4. Value of Employer Paid Insurance for Domestic Partner:  $75

5. Total NEW Taxable Income:  Line 3 + Line 4   => $975

6. Taxes: $210

7. After Tax Insurance Deduction:  $75 (Insurance Premium for DP)

8. Net Pay:  Line 5 -minus- Line 6 -minus- Line 7 => $690  (The decreased net pay is due to additional tax owed on the value of the insurance premium.

Your taxes are calculated against your Actual Wages (what you are used to seeing)  PLUS the Value of the insurance your employer pays on your behalf. 

As you can see, you are not being double taxed, you are just being taxed on your regular wages and the additional benefit you are now receiving.

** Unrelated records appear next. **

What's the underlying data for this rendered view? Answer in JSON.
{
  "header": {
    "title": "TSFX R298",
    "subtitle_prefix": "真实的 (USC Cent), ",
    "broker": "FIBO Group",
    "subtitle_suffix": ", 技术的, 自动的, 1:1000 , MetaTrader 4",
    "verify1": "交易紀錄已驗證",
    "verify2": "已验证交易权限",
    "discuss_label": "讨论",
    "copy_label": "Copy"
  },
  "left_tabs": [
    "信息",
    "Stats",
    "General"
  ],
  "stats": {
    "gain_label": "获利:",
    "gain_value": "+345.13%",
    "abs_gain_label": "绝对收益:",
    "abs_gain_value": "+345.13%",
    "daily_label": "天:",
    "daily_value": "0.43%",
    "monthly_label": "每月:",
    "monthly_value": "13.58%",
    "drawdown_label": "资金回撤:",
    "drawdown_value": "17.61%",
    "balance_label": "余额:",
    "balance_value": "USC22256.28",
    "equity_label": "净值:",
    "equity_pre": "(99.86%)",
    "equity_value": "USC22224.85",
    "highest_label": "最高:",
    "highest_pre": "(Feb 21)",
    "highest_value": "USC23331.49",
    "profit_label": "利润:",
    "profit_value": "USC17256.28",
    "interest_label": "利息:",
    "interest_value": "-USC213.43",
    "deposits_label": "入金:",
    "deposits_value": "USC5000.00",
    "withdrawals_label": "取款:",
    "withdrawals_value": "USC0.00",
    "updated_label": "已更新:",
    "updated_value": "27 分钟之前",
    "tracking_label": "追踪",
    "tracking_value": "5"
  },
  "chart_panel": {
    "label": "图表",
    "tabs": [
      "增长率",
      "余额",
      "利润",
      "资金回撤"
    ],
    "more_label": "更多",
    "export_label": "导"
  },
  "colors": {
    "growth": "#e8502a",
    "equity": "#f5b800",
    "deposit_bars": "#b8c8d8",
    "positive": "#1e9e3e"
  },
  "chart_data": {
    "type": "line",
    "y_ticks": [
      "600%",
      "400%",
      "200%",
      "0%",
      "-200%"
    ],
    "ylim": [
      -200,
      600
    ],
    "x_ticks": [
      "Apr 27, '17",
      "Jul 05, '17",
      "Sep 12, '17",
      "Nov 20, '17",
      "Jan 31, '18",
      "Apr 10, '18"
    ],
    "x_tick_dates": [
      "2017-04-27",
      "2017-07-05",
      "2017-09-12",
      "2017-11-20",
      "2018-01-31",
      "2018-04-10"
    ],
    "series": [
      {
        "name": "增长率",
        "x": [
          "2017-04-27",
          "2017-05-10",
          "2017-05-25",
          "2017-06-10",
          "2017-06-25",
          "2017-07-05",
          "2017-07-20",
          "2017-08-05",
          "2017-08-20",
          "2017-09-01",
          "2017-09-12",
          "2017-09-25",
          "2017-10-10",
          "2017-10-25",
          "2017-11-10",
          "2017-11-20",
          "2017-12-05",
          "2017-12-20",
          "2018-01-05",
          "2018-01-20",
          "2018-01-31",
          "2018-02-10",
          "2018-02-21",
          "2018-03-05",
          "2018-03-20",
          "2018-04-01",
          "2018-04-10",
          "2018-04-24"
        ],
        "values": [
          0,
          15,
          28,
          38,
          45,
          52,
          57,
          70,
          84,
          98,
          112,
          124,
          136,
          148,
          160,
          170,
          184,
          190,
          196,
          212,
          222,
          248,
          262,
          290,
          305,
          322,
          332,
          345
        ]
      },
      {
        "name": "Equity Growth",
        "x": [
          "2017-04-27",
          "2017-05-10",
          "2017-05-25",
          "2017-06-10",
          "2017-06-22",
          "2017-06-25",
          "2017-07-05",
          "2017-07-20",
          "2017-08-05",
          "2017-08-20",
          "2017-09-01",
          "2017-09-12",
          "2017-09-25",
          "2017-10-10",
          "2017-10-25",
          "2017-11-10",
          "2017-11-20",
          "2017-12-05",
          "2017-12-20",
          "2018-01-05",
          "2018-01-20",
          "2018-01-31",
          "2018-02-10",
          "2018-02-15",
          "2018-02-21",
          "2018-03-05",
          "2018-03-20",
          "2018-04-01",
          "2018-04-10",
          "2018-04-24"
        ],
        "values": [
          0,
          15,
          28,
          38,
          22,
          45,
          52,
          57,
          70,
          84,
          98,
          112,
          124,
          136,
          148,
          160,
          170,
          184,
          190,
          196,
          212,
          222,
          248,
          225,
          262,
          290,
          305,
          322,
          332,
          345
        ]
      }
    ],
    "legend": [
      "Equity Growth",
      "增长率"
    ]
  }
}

The above example is generic and is not meant to account for any specific W-2 scenario.

Health Insurance premiums you paid would be considered a medical deduction regardless if he's still your dependent or not.

You can include medical expenses you paid for an individual that would have been your dependent except that:

  • He or she received gross income of $4,050 or more in 2016,
  • He or she filed a joint return for 2016, or.
  • You, or your spouse if filing jointly, could be claimed as a dependent on someone else's 2016 return.